How would CI benefit? Is the idea that only those packages that are deterministic would be stored in CI cache, so it is smaller than current solutions, while guaranteeing that it's reusable as long as dependencies don't change?
Also local development won't benefit? At all? I think there should at least be a little bit of deduplication between projects, even if it's just low-level-ish crates?
Anyways, the plan above seems like a great way to make progress. Start small and build things up gradually. Also further incentivizes making libs compile-time deterministic.
How would CI benefit? Is the idea that only those packages that are deterministic would be stored in CI cache, so it is smaller than current solutions, while guaranteeing that it's reusable as long as dependencies don't change?
I might have jumped ahead on that because keeping the cache size smaller for non-local builds (which would make CI cache upload/download faster) would require GC which would come later.

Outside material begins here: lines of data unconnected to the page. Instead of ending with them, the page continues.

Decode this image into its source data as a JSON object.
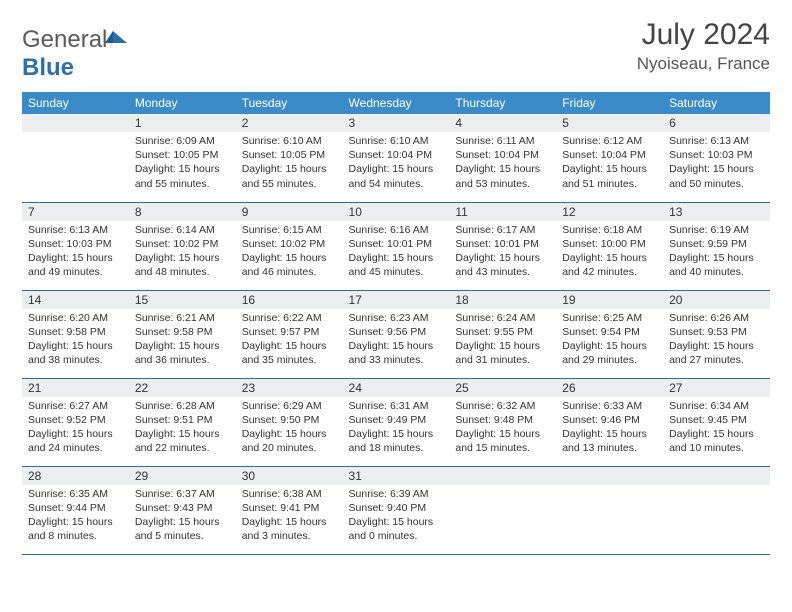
{
  "logo": {
    "textA": "General",
    "textB": "Blue"
  },
  "title": "July 2024",
  "location": "Nyoiseau, France",
  "header_bg": "#3b8bc8",
  "rule_color": "#2b6ca3",
  "daybar_bg": "#eceef0",
  "weekdays": [
    "Sunday",
    "Monday",
    "Tuesday",
    "Wednesday",
    "Thursday",
    "Friday",
    "Saturday"
  ],
  "start_offset": 1,
  "days": [
    {
      "n": 1,
      "sr": "6:09 AM",
      "ss": "10:05 PM",
      "dl": "15 hours and 55 minutes."
    },
    {
      "n": 2,
      "sr": "6:10 AM",
      "ss": "10:05 PM",
      "dl": "15 hours and 55 minutes."
    },
    {
      "n": 3,
      "sr": "6:10 AM",
      "ss": "10:04 PM",
      "dl": "15 hours and 54 minutes."
    },
    {
      "n": 4,
      "sr": "6:11 AM",
      "ss": "10:04 PM",
      "dl": "15 hours and 53 minutes."
    },
    {
      "n": 5,
      "sr": "6:12 AM",
      "ss": "10:04 PM",
      "dl": "15 hours and 51 minutes."
    },
    {
      "n": 6,
      "sr": "6:13 AM",
      "ss": "10:03 PM",
      "dl": "15 hours and 50 minutes."
    },
    {
      "n": 7,
      "sr": "6:13 AM",
      "ss": "10:03 PM",
      "dl": "15 hours and 49 minutes."
    },
    {
      "n": 8,
      "sr": "6:14 AM",
      "ss": "10:02 PM",
      "dl": "15 hours and 48 minutes."
    },
    {
      "n": 9,
      "sr": "6:15 AM",
      "ss": "10:02 PM",
      "dl": "15 hours and 46 minutes."
    },
    {
      "n": 10,
      "sr": "6:16 AM",
      "ss": "10:01 PM",
      "dl": "15 hours and 45 minutes."
    },
    {
      "n": 11,
      "sr": "6:17 AM",
      "ss": "10:01 PM",
      "dl": "15 hours and 43 minutes."
    },
    {
      "n": 12,
      "sr": "6:18 AM",
      "ss": "10:00 PM",
      "dl": "15 hours and 42 minutes."
    },
    {
      "n": 13,
      "sr": "6:19 AM",
      "ss": "9:59 PM",
      "dl": "15 hours and 40 minutes."
    },
    {
      "n": 14,
      "sr": "6:20 AM",
      "ss": "9:58 PM",
      "dl": "15 hours and 38 minutes."
    },
    {
      "n": 15,
      "sr": "6:21 AM",
      "ss": "9:58 PM",
      "dl": "15 hours and 36 minutes."
    },
    {
      "n": 16,
      "sr": "6:22 AM",
      "ss": "9:57 PM",
      "dl": "15 hours and 35 minutes."
    },
    {
      "n": 17,
      "sr": "6:23 AM",
      "ss": "9:56 PM",
      "dl": "15 hours and 33 minutes."
    },
    {
      "n": 18,
      "sr": "6:24 AM",
      "ss": "9:55 PM",
      "dl": "15 hours and 31 minutes."
    },
    {
      "n": 19,
      "sr": "6:25 AM",
      "ss": "9:54 PM",
      "dl": "15 hours and 29 minutes."
    },
    {
      "n": 20,
      "sr": "6:26 AM",
      "ss": "9:53 PM",
      "dl": "15 hours and 27 minutes."
    },
    {
      "n": 21,
      "sr": "6:27 AM",
      "ss": "9:52 PM",
      "dl": "15 hours and 24 minutes."
    },
    {
      "n": 22,
      "sr": "6:28 AM",
      "ss": "9:51 PM",
      "dl": "15 hours and 22 minutes."
    },
    {
      "n": 23,
      "sr": "6:29 AM",
      "ss": "9:50 PM",
      "dl": "15 hours and 20 minutes."
    },
    {
      "n": 24,
      "sr": "6:31 AM",
      "ss": "9:49 PM",
      "dl": "15 hours and 18 minutes."
    },
    {
      "n": 25,
      "sr": "6:32 AM",
      "ss": "9:48 PM",
      "dl": "15 hours and 15 minutes."
    },
    {
      "n": 26,
      "sr": "6:33 AM",
      "ss": "9:46 PM",
      "dl": "15 hours and 13 minutes."
    },
    {
      "n": 27,
      "sr": "6:34 AM",
      "ss": "9:45 PM",
      "dl": "15 hours and 10 minutes."
    },
    {
      "n": 28,
      "sr": "6:35 AM",
      "ss": "9:44 PM",
      "dl": "15 hours and 8 minutes."
    },
    {
      "n": 29,
      "sr": "6:37 AM",
      "ss": "9:43 PM",
      "dl": "15 hours and 5 minutes."
    },
    {
      "n": 30,
      "sr": "6:38 AM",
      "ss": "9:41 PM",
      "dl": "15 hours and 3 minutes."
    },
    {
      "n": 31,
      "sr": "6:39 AM",
      "ss": "9:40 PM",
      "dl": "15 hours and 0 minutes."
    }
  ],
  "labels": {
    "sunrise": "Sunrise:",
    "sunset": "Sunset:",
    "daylight": "Daylight:"
  }
}
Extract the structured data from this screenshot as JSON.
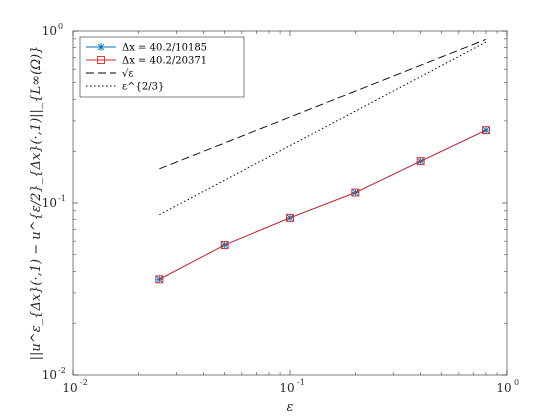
{
  "chart_data": {
    "type": "line",
    "x_scale": "log",
    "y_scale": "log",
    "xlim": [
      0.01,
      1
    ],
    "ylim": [
      0.01,
      1
    ],
    "grid": false,
    "legend_position": "top-left",
    "xlabel": "ε",
    "ylabel": "||u^ε_{Δx}(·,1) − u^{ε/2}_{Δx}(·,1)||_{L∞(Ω)}",
    "x_ticks": [
      {
        "base": "10",
        "exp": "-2",
        "value": 0.01
      },
      {
        "base": "10",
        "exp": "-1",
        "value": 0.1
      },
      {
        "base": "10",
        "exp": "0",
        "value": 1
      }
    ],
    "y_ticks": [
      {
        "base": "10",
        "exp": "-2",
        "value": 0.01
      },
      {
        "base": "10",
        "exp": "-1",
        "value": 0.1
      },
      {
        "base": "10",
        "exp": "0",
        "value": 1
      }
    ],
    "series": [
      {
        "name": "Δx = 40.2/10185",
        "color": "#0072bd",
        "marker": "asterisk",
        "line": "solid",
        "x": [
          0.025,
          0.05,
          0.1,
          0.2,
          0.4,
          0.8
        ],
        "y": [
          0.036,
          0.057,
          0.082,
          0.115,
          0.175,
          0.265
        ]
      },
      {
        "name": "Δx = 40.2/20371",
        "color": "#d62728",
        "marker": "square",
        "line": "solid",
        "x": [
          0.025,
          0.05,
          0.1,
          0.2,
          0.4,
          0.8
        ],
        "y": [
          0.036,
          0.057,
          0.082,
          0.115,
          0.175,
          0.265
        ]
      },
      {
        "name": "√ε",
        "color": "#000000",
        "marker": "none",
        "line": "dashed",
        "x": [
          0.025,
          0.8
        ],
        "y": [
          0.158,
          0.894
        ]
      },
      {
        "name": "ε^{2/3}",
        "color": "#000000",
        "marker": "none",
        "line": "dotted",
        "x": [
          0.025,
          0.8
        ],
        "y": [
          0.0855,
          0.862
        ]
      }
    ]
  }
}
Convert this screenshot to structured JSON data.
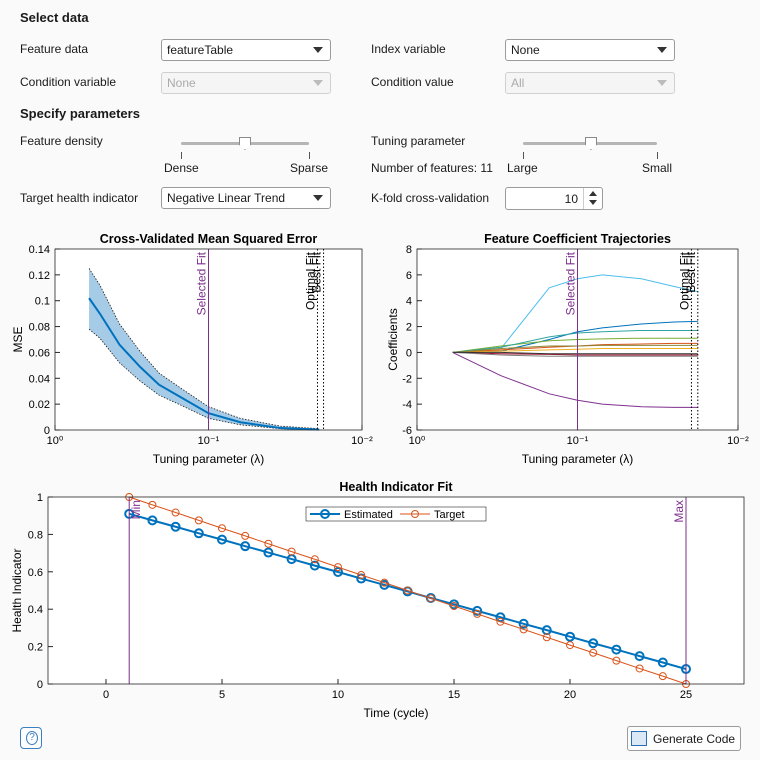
{
  "controls": {
    "select_data": {
      "title": "Select data",
      "feature_data": {
        "label": "Feature data",
        "value": "featureTable"
      },
      "index_variable": {
        "label": "Index variable",
        "value": "None"
      },
      "condition_variable": {
        "label": "Condition variable",
        "value": "None"
      },
      "condition_value": {
        "label": "Condition value",
        "value": "All"
      }
    },
    "specify_parameters": {
      "title": "Specify parameters",
      "feature_density": {
        "label": "Feature density",
        "min_label": "Dense",
        "max_label": "Sparse"
      },
      "tuning_parameter": {
        "label": "Tuning parameter",
        "min_label": "Large",
        "max_label": "Small"
      },
      "number_of_features": {
        "label": "Number of features:",
        "value": 11
      },
      "target_health_indicator": {
        "label": "Target health indicator",
        "value": "Negative Linear Trend"
      },
      "k_fold": {
        "label": "K-fold cross-validation",
        "value": 10
      }
    }
  },
  "chart_data": [
    {
      "type": "line",
      "title": "Cross-Validated Mean Squared Error",
      "xlabel": "Tuning  parameter  (λ)",
      "ylabel": "MSE",
      "xscale": "log",
      "xlim": [
        1,
        0.01
      ],
      "xticks": [
        {
          "value": 1,
          "label": "10⁰"
        },
        {
          "value": 0.1,
          "label": "10⁻¹"
        },
        {
          "value": 0.01,
          "label": "10⁻²"
        }
      ],
      "ylim": [
        0,
        0.14
      ],
      "yticks": [
        0,
        0.02,
        0.04,
        0.06,
        0.08,
        0.1,
        0.12,
        0.14
      ],
      "x": [
        0.6,
        0.51,
        0.38,
        0.28,
        0.21,
        0.15,
        0.1,
        0.062,
        0.034,
        0.019
      ],
      "series": [
        {
          "color": "#0072bd",
          "band_color": "#a6cbe6",
          "values": [
            0.102,
            0.09,
            0.066,
            0.049,
            0.035,
            0.025,
            0.013,
            0.006,
            0.0015,
            0.0003
          ],
          "upper": [
            0.125,
            0.112,
            0.082,
            0.061,
            0.044,
            0.032,
            0.018,
            0.009,
            0.003,
            0.001
          ],
          "lower": [
            0.078,
            0.071,
            0.052,
            0.038,
            0.027,
            0.019,
            0.009,
            0.004,
            0.001,
            0
          ]
        }
      ],
      "ref_lines": [
        {
          "x": 0.1,
          "label": "Selected Fit",
          "color": "#7e2f8e",
          "style": "solid"
        },
        {
          "x": 0.0195,
          "label": "Optimal Fit",
          "color": "#000000",
          "style": "dotted"
        },
        {
          "x": 0.0178,
          "label": "Best Fit",
          "color": "#000000",
          "style": "dotted"
        }
      ]
    },
    {
      "type": "line",
      "title": "Feature Coefficient Trajectories",
      "xlabel": "Tuning  parameter  (λ)",
      "ylabel": "Coefficients",
      "xscale": "log",
      "xlim": [
        1,
        0.01
      ],
      "xticks": [
        {
          "value": 1,
          "label": "10⁰"
        },
        {
          "value": 0.1,
          "label": "10⁻¹"
        },
        {
          "value": 0.01,
          "label": "10⁻²"
        }
      ],
      "ylim": [
        -6,
        8
      ],
      "yticks": [
        -6,
        -4,
        -2,
        0,
        2,
        4,
        6,
        8
      ],
      "x": [
        0.6,
        0.3,
        0.15,
        0.1,
        0.07,
        0.04,
        0.025,
        0.0178
      ],
      "series": [
        {
          "color": "#4dbeee",
          "values": [
            0,
            0.3,
            5.0,
            5.7,
            6.0,
            5.7,
            5.1,
            4.7
          ]
        },
        {
          "color": "#0072bd",
          "values": [
            0,
            0.1,
            1.0,
            1.6,
            1.9,
            2.2,
            2.35,
            2.4
          ]
        },
        {
          "color": "#7e2f8e",
          "values": [
            0,
            -1.8,
            -3.2,
            -3.7,
            -4.0,
            -4.2,
            -4.25,
            -4.25
          ]
        },
        {
          "color": "#d95319",
          "values": [
            0,
            0.2,
            0.4,
            0.5,
            0.6,
            0.65,
            0.7,
            0.7
          ]
        },
        {
          "color": "#edb120",
          "values": [
            0,
            0.1,
            0.2,
            0.25,
            0.3,
            0.3,
            0.3,
            0.3
          ]
        },
        {
          "color": "#77ac30",
          "values": [
            0,
            0.5,
            0.9,
            1.0,
            1.05,
            1.1,
            1.1,
            1.1
          ]
        },
        {
          "color": "#2fa4a0",
          "values": [
            0,
            0.4,
            1.2,
            1.5,
            1.6,
            1.7,
            1.7,
            1.7
          ]
        },
        {
          "color": "#a2142f",
          "values": [
            0,
            -0.1,
            -0.15,
            -0.2,
            -0.2,
            -0.2,
            -0.2,
            -0.2
          ]
        },
        {
          "color": "#808080",
          "values": [
            0,
            -0.2,
            -0.3,
            -0.3,
            -0.3,
            -0.3,
            -0.3,
            -0.3
          ]
        },
        {
          "color": "#8a8a3a",
          "values": [
            0,
            0.3,
            0.5,
            0.5,
            0.55,
            0.55,
            0.55,
            0.55
          ]
        },
        {
          "color": "#333333",
          "values": [
            0,
            0,
            -0.1,
            -0.1,
            -0.1,
            -0.1,
            -0.1,
            -0.1
          ]
        }
      ],
      "ref_lines": [
        {
          "x": 0.1,
          "label": "Selected Fit",
          "color": "#7e2f8e",
          "style": "solid"
        },
        {
          "x": 0.0195,
          "label": "Optimal Fit",
          "color": "#000000",
          "style": "dotted"
        },
        {
          "x": 0.0178,
          "label": "Best Fit",
          "color": "#000000",
          "style": "dotted"
        }
      ]
    },
    {
      "type": "line",
      "title": "Health Indicator Fit",
      "xlabel": "Time (cycle)",
      "ylabel": "Health Indicator",
      "xlim": [
        -2.5,
        27.5
      ],
      "xticks": [
        0,
        5,
        10,
        15,
        20,
        25
      ],
      "ylim": [
        0,
        1
      ],
      "yticks": [
        0,
        0.2,
        0.4,
        0.6,
        0.8,
        1
      ],
      "legend": "top",
      "x": [
        1,
        2,
        3,
        4,
        5,
        6,
        7,
        8,
        9,
        10,
        11,
        12,
        13,
        14,
        15,
        16,
        17,
        18,
        19,
        20,
        21,
        22,
        23,
        24,
        25
      ],
      "series": [
        {
          "name": "Estimated",
          "color": "#0072bd",
          "line_width": 2,
          "marker_size": 4,
          "values": [
            0.91,
            0.875,
            0.841,
            0.806,
            0.772,
            0.737,
            0.703,
            0.668,
            0.633,
            0.599,
            0.564,
            0.53,
            0.495,
            0.46,
            0.426,
            0.391,
            0.357,
            0.322,
            0.288,
            0.253,
            0.218,
            0.184,
            0.149,
            0.115,
            0.08
          ]
        },
        {
          "name": "Target",
          "color": "#d95319",
          "line_width": 1,
          "marker_size": 3.5,
          "values": [
            1,
            0.958,
            0.917,
            0.875,
            0.833,
            0.792,
            0.75,
            0.708,
            0.667,
            0.625,
            0.583,
            0.542,
            0.5,
            0.458,
            0.417,
            0.375,
            0.333,
            0.292,
            0.25,
            0.208,
            0.167,
            0.125,
            0.083,
            0.042,
            0
          ]
        }
      ],
      "ref_lines": [
        {
          "x": 1,
          "label": "Min",
          "color": "#7e2f8e",
          "style": "solid"
        },
        {
          "x": 25,
          "label": "Max",
          "color": "#7e2f8e",
          "style": "solid"
        }
      ]
    }
  ],
  "footer": {
    "help": "?",
    "generate_code": "Generate Code"
  }
}
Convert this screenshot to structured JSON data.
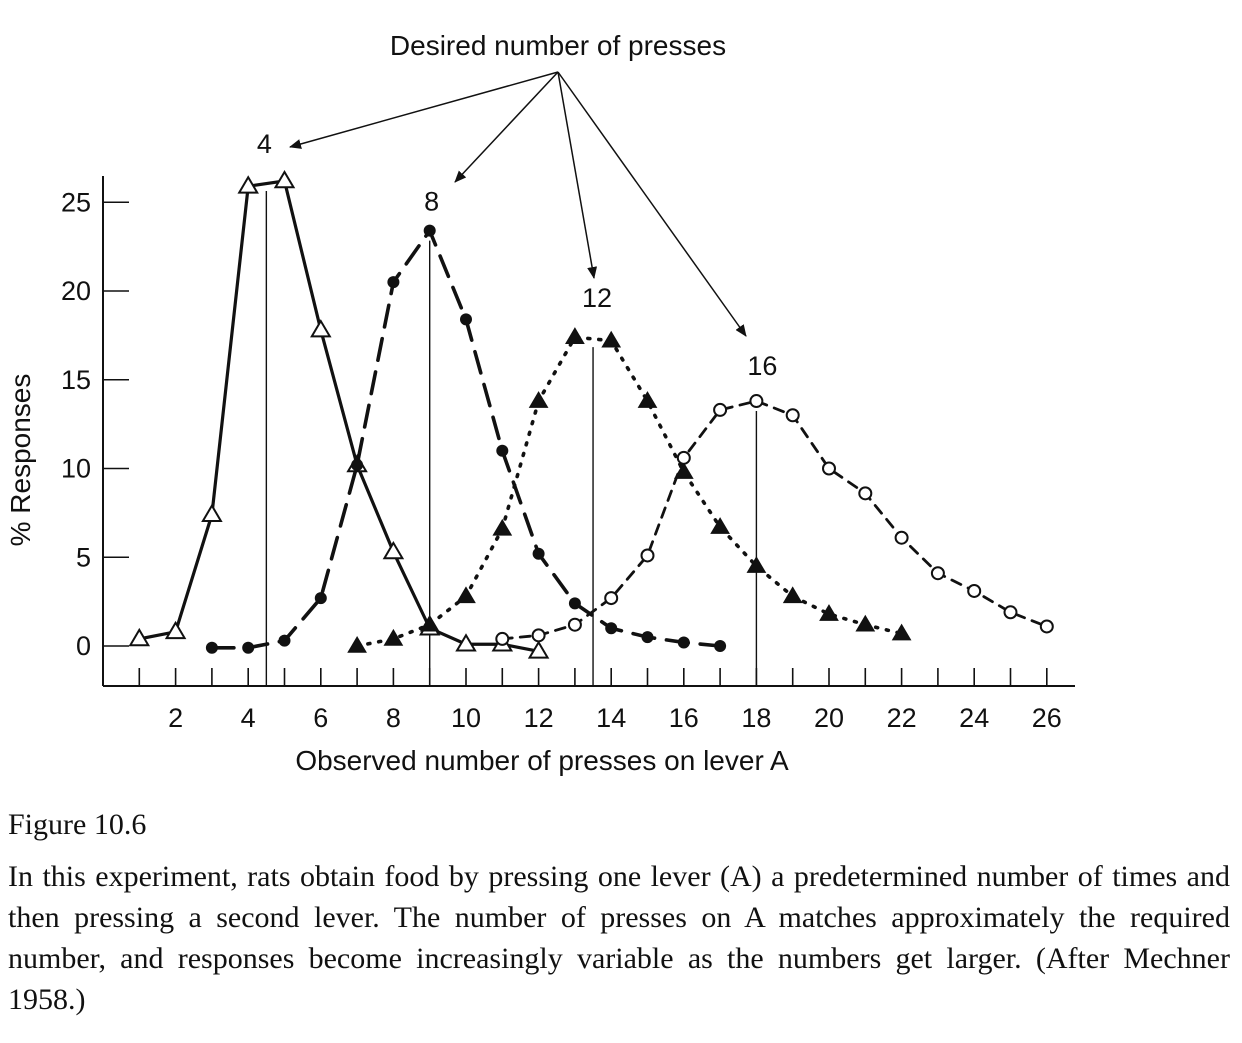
{
  "chart_data": {
    "type": "line",
    "title": "",
    "xlabel": "Observed number of presses on lever A",
    "ylabel": "% Responses",
    "xlim": [
      0,
      27
    ],
    "ylim": [
      -2.3,
      26.5
    ],
    "x_ticks": [
      2,
      4,
      6,
      8,
      10,
      12,
      14,
      16,
      18,
      20,
      22,
      24,
      26
    ],
    "y_ticks": [
      0,
      5,
      10,
      15,
      20,
      25
    ],
    "annotation": "Desired number of presses",
    "series": [
      {
        "name": "4",
        "marker": "open-triangle",
        "line": "solid",
        "target": 4.5,
        "x": [
          1,
          2,
          3,
          4,
          5,
          6,
          7,
          8,
          9,
          10,
          11,
          12
        ],
        "y": [
          0.4,
          0.8,
          7.4,
          25.9,
          26.2,
          17.8,
          10.2,
          5.3,
          1.0,
          0.1,
          0.1,
          -0.3
        ]
      },
      {
        "name": "8",
        "marker": "filled-circle",
        "line": "long-dash",
        "target": 9,
        "x": [
          3,
          4,
          5,
          6,
          7,
          8,
          9,
          10,
          11,
          12,
          13,
          14,
          15,
          16,
          17
        ],
        "y": [
          -0.1,
          -0.1,
          0.3,
          2.7,
          10.2,
          20.5,
          23.4,
          18.4,
          11.0,
          5.2,
          2.4,
          1.0,
          0.5,
          0.2,
          0.0
        ]
      },
      {
        "name": "12",
        "marker": "filled-triangle",
        "line": "dotted",
        "target": 13.5,
        "x": [
          7,
          8,
          9,
          10,
          11,
          12,
          13,
          14,
          15,
          16,
          17,
          18,
          19,
          20,
          21,
          22
        ],
        "y": [
          0.0,
          0.4,
          1.2,
          2.8,
          6.6,
          13.8,
          17.4,
          17.2,
          13.8,
          9.8,
          6.7,
          4.5,
          2.8,
          1.8,
          1.2,
          0.7
        ]
      },
      {
        "name": "16",
        "marker": "open-circle",
        "line": "short-dash",
        "target": 18,
        "x": [
          11,
          12,
          13,
          14,
          15,
          16,
          17,
          18,
          19,
          20,
          21,
          22,
          23,
          24,
          25,
          26
        ],
        "y": [
          0.4,
          0.6,
          1.2,
          2.7,
          5.1,
          10.6,
          13.3,
          13.8,
          13.0,
          10.0,
          8.6,
          6.1,
          4.1,
          3.1,
          1.9,
          1.1
        ]
      }
    ]
  },
  "caption": {
    "title": "Figure 10.6",
    "body": "In this experiment, rats obtain food by pressing one lever (A) a predetermined number of times and then pressing a second lever. The number of presses on A matches approximately the required number, and responses become increasingly variable as the numbers get larger. (After Mechner 1958.)"
  }
}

Also local development won't benefit? At all? I think there should at least be a little bit of deduplication between projects, even if it's just low-level-ish crates?
To be more precise "the amount of benefit for local development will be small enough that it would not justify this feature on its own". For any no-deps packages which have few releases, you'd get sharing but then you won't be updating them often anyways. I also worry about having that stable or being stuck that way too long because it discourages two bad practices (1) people over-optimizing for no-deps and (2) people doing fewer, larger releases
@epage where you'd put this caching layer?
Right now the caching with sccache happens at compiler invocation, with the problems and restrictions that should be well known now.
If the caching layer has its say at dependency resolution you could give priority to whatever is cached as long it fits the version constraints and potentially have more hits, if it happens post-resolution then it would be still an improvement over the status-quo.
I expect the cache to mostly work by
- When expecting to compile a package
- If in cache, copy it into CARGO_TARGET_DIR
- If not in cache, compile it and write it to cache
That said, there is an effort to generalize the yanked/offline/error status for potential versions to unblock experiments in allowing alternative sources affect version selection. That could then be used also as part of caching though it'd likely have limits because it wouldn't easily be able to tell if the cached item has the right fingerprint.